For example, manual/tests/cross_reference_checker.ml has code that parses a .ml file with Parse.implementation, and then processes it with iterator.structure. This code was correct before and now it breaks, because the types are now incompatible. The solution is either to use Parse.structure (and keep iterator.structure), or to (keep Parse.implementation and) use iterator.implementation. Neither changes are compatible with previous compiler-libs interface.

My impression is that the breakage to be expected are relatively few and far between, and that people can deal with that -- we never said compiler-libs was stable. But they may need version-conditional preprocessing, which is meh. My hope is that no change is needed for people using the ppx machinery (I tried to make sure that everything used there remains available), and that those are the main compiler-libs user.
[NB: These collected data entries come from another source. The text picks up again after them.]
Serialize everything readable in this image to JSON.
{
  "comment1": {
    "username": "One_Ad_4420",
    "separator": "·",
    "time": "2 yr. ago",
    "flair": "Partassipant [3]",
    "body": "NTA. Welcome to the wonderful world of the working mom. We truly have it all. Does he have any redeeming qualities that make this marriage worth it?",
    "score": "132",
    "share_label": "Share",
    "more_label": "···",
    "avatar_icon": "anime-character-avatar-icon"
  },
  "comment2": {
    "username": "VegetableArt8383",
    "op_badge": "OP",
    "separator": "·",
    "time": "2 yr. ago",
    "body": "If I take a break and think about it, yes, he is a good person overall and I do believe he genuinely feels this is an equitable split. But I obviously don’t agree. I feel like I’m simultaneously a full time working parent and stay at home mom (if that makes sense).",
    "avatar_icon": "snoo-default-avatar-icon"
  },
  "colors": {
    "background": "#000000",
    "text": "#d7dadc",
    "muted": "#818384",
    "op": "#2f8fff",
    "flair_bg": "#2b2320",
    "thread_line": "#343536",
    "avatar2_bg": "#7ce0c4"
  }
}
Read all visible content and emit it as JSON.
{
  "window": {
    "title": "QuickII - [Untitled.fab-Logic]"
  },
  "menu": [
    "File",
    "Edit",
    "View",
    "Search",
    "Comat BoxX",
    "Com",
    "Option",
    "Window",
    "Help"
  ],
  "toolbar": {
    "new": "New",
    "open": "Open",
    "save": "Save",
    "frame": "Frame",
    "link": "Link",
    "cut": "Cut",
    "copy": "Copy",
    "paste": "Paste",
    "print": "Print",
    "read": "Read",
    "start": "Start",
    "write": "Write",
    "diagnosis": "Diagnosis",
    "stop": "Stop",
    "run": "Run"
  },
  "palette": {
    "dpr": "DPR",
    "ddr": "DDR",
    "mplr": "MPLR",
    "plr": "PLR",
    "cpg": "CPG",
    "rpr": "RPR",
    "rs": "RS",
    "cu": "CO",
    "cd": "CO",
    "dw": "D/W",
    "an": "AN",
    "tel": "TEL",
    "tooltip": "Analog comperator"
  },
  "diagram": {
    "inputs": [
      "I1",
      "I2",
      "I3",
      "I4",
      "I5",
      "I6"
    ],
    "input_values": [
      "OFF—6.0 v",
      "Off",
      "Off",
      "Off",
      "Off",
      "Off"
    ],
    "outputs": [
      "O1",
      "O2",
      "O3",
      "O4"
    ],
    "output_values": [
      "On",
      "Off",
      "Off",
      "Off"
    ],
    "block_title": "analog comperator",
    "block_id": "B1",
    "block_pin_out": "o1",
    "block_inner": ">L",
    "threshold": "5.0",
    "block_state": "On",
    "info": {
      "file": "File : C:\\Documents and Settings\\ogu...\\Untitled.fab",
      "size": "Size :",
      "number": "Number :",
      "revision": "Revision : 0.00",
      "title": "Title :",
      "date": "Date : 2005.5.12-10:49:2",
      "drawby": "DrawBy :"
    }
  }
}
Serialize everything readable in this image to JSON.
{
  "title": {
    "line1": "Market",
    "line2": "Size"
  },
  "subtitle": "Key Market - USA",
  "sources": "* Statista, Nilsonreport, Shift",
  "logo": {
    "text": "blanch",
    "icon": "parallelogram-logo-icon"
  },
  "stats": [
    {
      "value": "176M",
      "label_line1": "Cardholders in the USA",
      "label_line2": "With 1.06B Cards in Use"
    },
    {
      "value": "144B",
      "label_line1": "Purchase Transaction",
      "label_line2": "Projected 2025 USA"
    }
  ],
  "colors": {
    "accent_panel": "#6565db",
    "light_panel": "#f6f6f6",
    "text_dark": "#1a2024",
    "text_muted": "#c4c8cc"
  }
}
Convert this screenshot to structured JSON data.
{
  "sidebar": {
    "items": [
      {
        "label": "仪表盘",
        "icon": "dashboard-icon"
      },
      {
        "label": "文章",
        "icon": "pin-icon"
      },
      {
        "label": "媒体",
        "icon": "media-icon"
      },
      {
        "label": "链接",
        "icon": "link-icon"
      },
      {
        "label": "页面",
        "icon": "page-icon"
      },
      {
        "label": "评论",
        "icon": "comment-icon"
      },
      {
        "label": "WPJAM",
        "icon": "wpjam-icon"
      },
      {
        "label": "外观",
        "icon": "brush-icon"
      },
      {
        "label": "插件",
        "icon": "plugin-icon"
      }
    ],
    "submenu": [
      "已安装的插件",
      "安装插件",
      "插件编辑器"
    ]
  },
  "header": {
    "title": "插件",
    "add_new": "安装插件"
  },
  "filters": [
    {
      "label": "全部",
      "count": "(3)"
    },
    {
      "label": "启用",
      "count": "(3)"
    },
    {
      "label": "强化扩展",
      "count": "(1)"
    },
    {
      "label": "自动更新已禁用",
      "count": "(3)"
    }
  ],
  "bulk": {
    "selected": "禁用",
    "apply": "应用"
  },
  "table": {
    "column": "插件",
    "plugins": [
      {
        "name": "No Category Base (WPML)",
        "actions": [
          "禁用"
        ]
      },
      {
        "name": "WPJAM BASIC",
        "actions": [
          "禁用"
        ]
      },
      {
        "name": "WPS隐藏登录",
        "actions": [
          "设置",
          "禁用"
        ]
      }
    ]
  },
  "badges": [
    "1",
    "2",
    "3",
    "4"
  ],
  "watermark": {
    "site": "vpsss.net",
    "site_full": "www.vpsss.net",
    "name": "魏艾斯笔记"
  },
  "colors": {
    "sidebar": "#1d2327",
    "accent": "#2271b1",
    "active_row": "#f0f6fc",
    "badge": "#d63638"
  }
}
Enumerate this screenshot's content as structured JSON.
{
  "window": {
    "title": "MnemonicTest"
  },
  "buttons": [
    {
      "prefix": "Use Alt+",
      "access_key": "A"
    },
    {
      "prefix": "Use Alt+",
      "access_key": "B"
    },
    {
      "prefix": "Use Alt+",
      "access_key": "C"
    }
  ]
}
gasche avatar May 18 '25 11:05 gasche

I believe that a second opinion would be useful to move this forward (merge it, I hope, or close it); maybe @Octachron? (I cannot credibly act as a reviewer myself now that I started modifying the code in more substantial ways.)

gasche avatar Jul 24 '25 04:07 gasche

A point to keep in mind in term of backward compatibility is that nearly all libraries that heavily depend on compilerlibs already relies on preprocessing and compatibility modules.

From this perspective, the fact that none of the toplevel interfaces are affected seems like a good sign that the change is not that visible from light users of compilerlibs.

Octachron avatar Jul 24 '25 09:07 Octachron

I was wondering why there were not changes in the testsuite, but it seems a good part of the initial problem was solved by the switch to Unit_info in #12389 which computes the interface source name from the ml filename.

Octachron avatar Jul 25 '25 15:07 Octachron